Никита открыл корзину, чемодан и стал выкладывать из них ситец, валенки, сахар, шаль. Он размашисто клал свертки на стол и говорил:
– Вот, бери, прячь в корзину, я ее привез тебе. И постель тебе. А теперь давай чай пить..
Федоровна заспешила к печке-за ложкой будто, - провела рукою по глазам и с мукой оттеснила слезы.
Никита расспрашивал ее о соседях, о деревне. Она скоро устала отвечать и со вздохом сказала:
– Нашим что. Город близко, в праздник народу приходит видимо-невидимо. За хлебом, за картошкой, за молоком, - за всем идут.
– Прижучило, - хмуро уронил Никита.
– Бедуют люди, а наши иные забижают их.
– Чем забижают?
– Дорожатся все. Сахару, керосину, мыла давай им, а где городским взять их? Не картошка, чай, какая, на поле сахары да мыла всякие не растут.
Никита впервые видел мать заботящейся о людях и с усмешкой отметил это:
– А ты, мать, добрая у меня.
Это задело ее, и она проговорила:
– Это я-то? Не с чего мне доброй-то быть? одна я, стара. Ходит из города баба с мальчонкой за молоком.
Даю. Муж у нее на войну взят. Картошки обещала ей осенью дать. Хорошая бабёнка и мальчонка ладныйладный...
Никита заглотнул улыбку, пробормотал:
– Добрая ты, вижу, добрая, - и указал ей место рядом с собой: - Садись, давай поговорим толком.

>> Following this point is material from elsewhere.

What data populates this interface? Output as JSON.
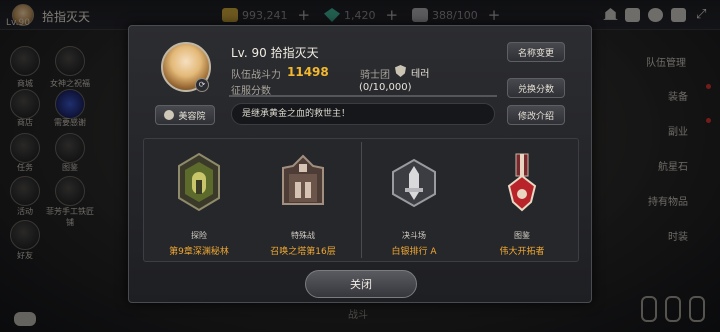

Она придвинулась к нему, хотела положить на его плечо руку, но что-то удержало ее. Никита вынул пухлый бумажник, раскрыл его и провел пальцами по разноцветным пачкам денег:
– Видишь? Это за все труды твои. А то еще со мной случится что, бедовать на старости будешь. Вот, бери...

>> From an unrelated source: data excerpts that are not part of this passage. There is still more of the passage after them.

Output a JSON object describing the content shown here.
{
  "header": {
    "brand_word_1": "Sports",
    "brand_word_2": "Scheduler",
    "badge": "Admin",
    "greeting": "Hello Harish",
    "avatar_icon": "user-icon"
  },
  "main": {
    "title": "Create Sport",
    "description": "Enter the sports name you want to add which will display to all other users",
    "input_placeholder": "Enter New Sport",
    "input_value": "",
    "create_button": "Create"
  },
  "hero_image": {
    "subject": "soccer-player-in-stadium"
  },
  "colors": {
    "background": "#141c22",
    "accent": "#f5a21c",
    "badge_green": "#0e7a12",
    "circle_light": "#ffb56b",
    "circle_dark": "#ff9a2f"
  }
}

Никита вынимал из бумажника пачки, клал их на стол и считал:
– Двадцать тысяч, сорок тысяч, шестьдесят тысяч...
Опорожнив бумажник, он придавил пачки смуглой пятерней и сказал:
– - Двести пятьдесят тысяч рублей. Все тебе. Всего покупай. Нужды чтоб
ни-ни-ни...Сердце Федоровны ушло в плечо и дергало руку, а голову глушил мутный шум. Никита решил, что она опьянела от счастья, и с улыбкой перенес руку с денег на ее плечо:
– Хоть раз, да горазд, мать! Ну, прячь их, прячь, а то еще придет кто.
Она сидела, вытянув шею, заполненная мучительным гулом, и не шевелилась.
– Ну, ну, обомлела! Давай я сам...
Никита снял с ее пояска ключ, открыл сундук, сложил деньги в ситцевый платок и ударил по ним:
– Эх, родные!
Засунув деньги под тряпье, он спохватился, вынул их, разрознил одну пачку и кинул ее в коробку матери к двум керенкам.
– Это на мелкие расходы. И помни в каждой пачке двадцать тысяч рублей. Не береги денег, а то пробережешься: все дорожает. И не скупись, этого сору я достану.
Поняла?
Федоровна не отозвалась.
II
Хорошо, что изба на отлете и изгородь есть. Никита дорог, жалко его, а какой он? Что он делал? Откуда явился? Чего боится? Где взял деньги? Украл? Убил?
Ограбил? Ведь сам не скажет, а спрашивать страшно.
А вдруг он глянет в глаза, улыбнется и отрежет: "Убил" - что тогда делать, о чем говорить?
Смирилось сердце Федоровны под вечер. Закат был погожим и ласково золотил печь, стены и Никиту. Ворот рубахи у него был расстегнут. Он сидел за столом и рассказывал:
– Там украинцы, хохлы, живут... Избу зовут хатой.
Полы у них глиняные, ровные, только блох много. Пашут на быках, плугами. Свиньи у всякого, коровы, и молока хоть залейся.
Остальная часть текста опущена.